Greening the Grid seeks to connect energy system stakeholders to tools and templates they can use to analyze and understand DPV issues. The tools below have been developed by NREL and are used around the world for DPV analysis.

Distributed Generation Market Demand (dGen)

National Renewable Energy Laboratory

dGen simulates the potential adoption of distributed energy resources (DERs) for residential, commercial, and industrial entities in the continental United States through 2050. It's a geospatially rich, bottom-up, market-penetration model. The model can help develop deployment forecasts for wind, solar, storage, and geothermal DG, accounting for sensitivity to market and policy changes such as retail electricity rate structures, net metering, carbon taxes, and technology costs. Users outside of the U.S. can gain an understanding of how these variables impact market demand for DG. The dGen model is not publicly available at this time. If you are interested in this model, please contact NREL.

Distributed Grid Integration Unit Cost Database

National Renewable Energy Laboratory

This database contains unit cost information for components used to integrate DPV onto distribution systems. This includes regulators, capacitors, system protection, storage components, communication equipment, and software products. Anticipated lifetimes for these components is also given where available. This granular cost data allows developers to make bottom-up estimates for new DG interconnections. 

National Solar Radiation Database

National Renewable Energy Laboratory

This map-based data-visualizer presents solar radiation levels in the U.S., Latin America, and South-East Asia updated from weather measurement stations every 30-minutes.
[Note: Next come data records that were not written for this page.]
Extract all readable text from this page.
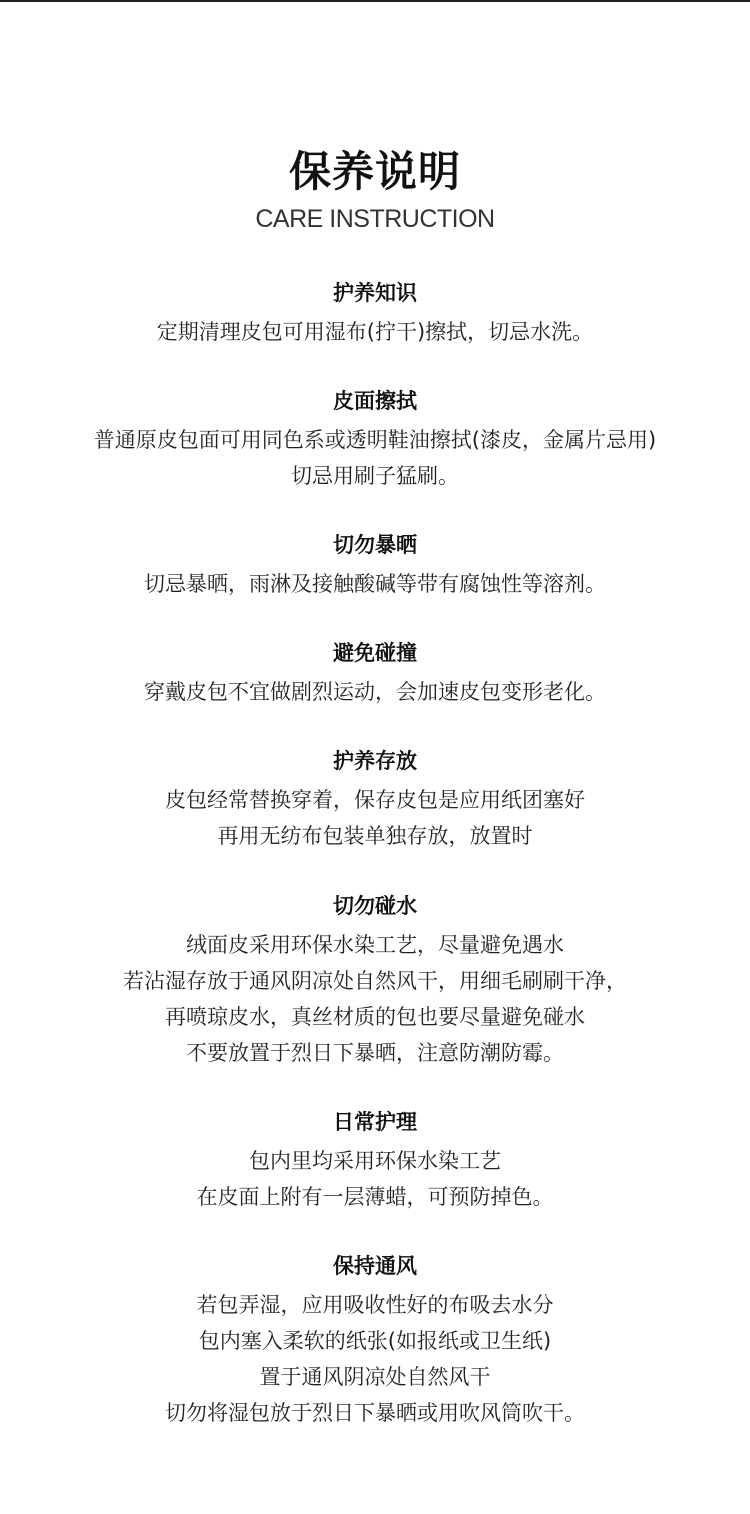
保养说明
CARE INSTRUCTION
护养知识
定期清理皮包可用湿布(拧干)擦拭，切忌水洗。
皮面擦拭
普通原皮包面可用同色系或透明鞋油擦拭(漆皮，金属片忌用)
切忌用刷子猛刷。
切勿暴晒
切忌暴晒，雨淋及接触酸碱等带有腐蚀性等溶剂。
避免碰撞
穿戴皮包不宜做剧烈运动，会加速皮包变形老化。
护养存放
皮包经常替换穿着，保存皮包是应用纸团塞好
再用无纺布包装单独存放，放置时
切勿碰水
绒面皮采用环保水染工艺，尽量避免遇水
若沾湿存放于通风阴凉处自然风干，用细毛刷刷干净，
再喷琼皮水，真丝材质的包也要尽量避免碰水
不要放置于烈日下暴晒，注意防潮防霉。
日常护理
包内里均采用环保水染工艺
在皮面上附有一层薄蜡，可预防掉色。
保持通风
若包弄湿，应用吸收性好的布吸去水分
包内塞入柔软的纸张(如报纸或卫生纸)
置于通风阴凉处自然风干
切勿将湿包放于烈日下暴晒或用吹风筒吹干。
Numerous interactive layers allow users to compare solar resources on various land types, solar study areas, infrastructure, and environmental attributes. Historical datasets contain hourly solar observations and statistics for the United States between 1961-2010. Applications include near real-time forecasting of DPV generation, and information for site study.

PVWatts

National Renewable Energy Laboratory

PVWatts is an easy to use online application for estimating the energy production for grid-connected PV energy systems anywhere in the world. Users can compare the cost performance of different DPV siting locations and configurations against electricity purchased from the grid.  

Renewable Energy Data Explorer (RE-DE)

National Renewable Energy Laboratory

A map-based data-visualizer with renewable resource data for 12 countries and regions: Mexico, Ghana, Kenya, Kazakhstan, Afghanistan, Pakistan, India, Nepal, Bangladesh, the Lower Mekong Delta, Indonesia, and The Philippines. Interactive layers include multiple solar radiation models, wind speed at varying elevations above surface, transmission lines, environmental attributes including frequency of natural disasters, and administrative boundaries. Optimized to provide supply-value curve information to prospective renewable energy projects in developing countries.

ReOpt-Lite

National Renewable Energy Laboratory

ReOpt-Lite is an easy to use tool for commercial properties to estimate cost savings from DPV and PV plus battery storage installations in the United States. It allows users to describe their current energy profile, rate structures, and desired level of resiliency. It uses these inputs, along with resource data from PVwatts to calculate an optimal DG installation sites.

System Advisor Model (SAM)

National Renewable Energy Laboratory

SAM is an advanced software modeling package that calculates performance and financial metrics of renewable energy systems including PV, concentrating PV, solar water heating, wind, geothermal, and biomass. SAM can model a variety of financial structures for distributed projects.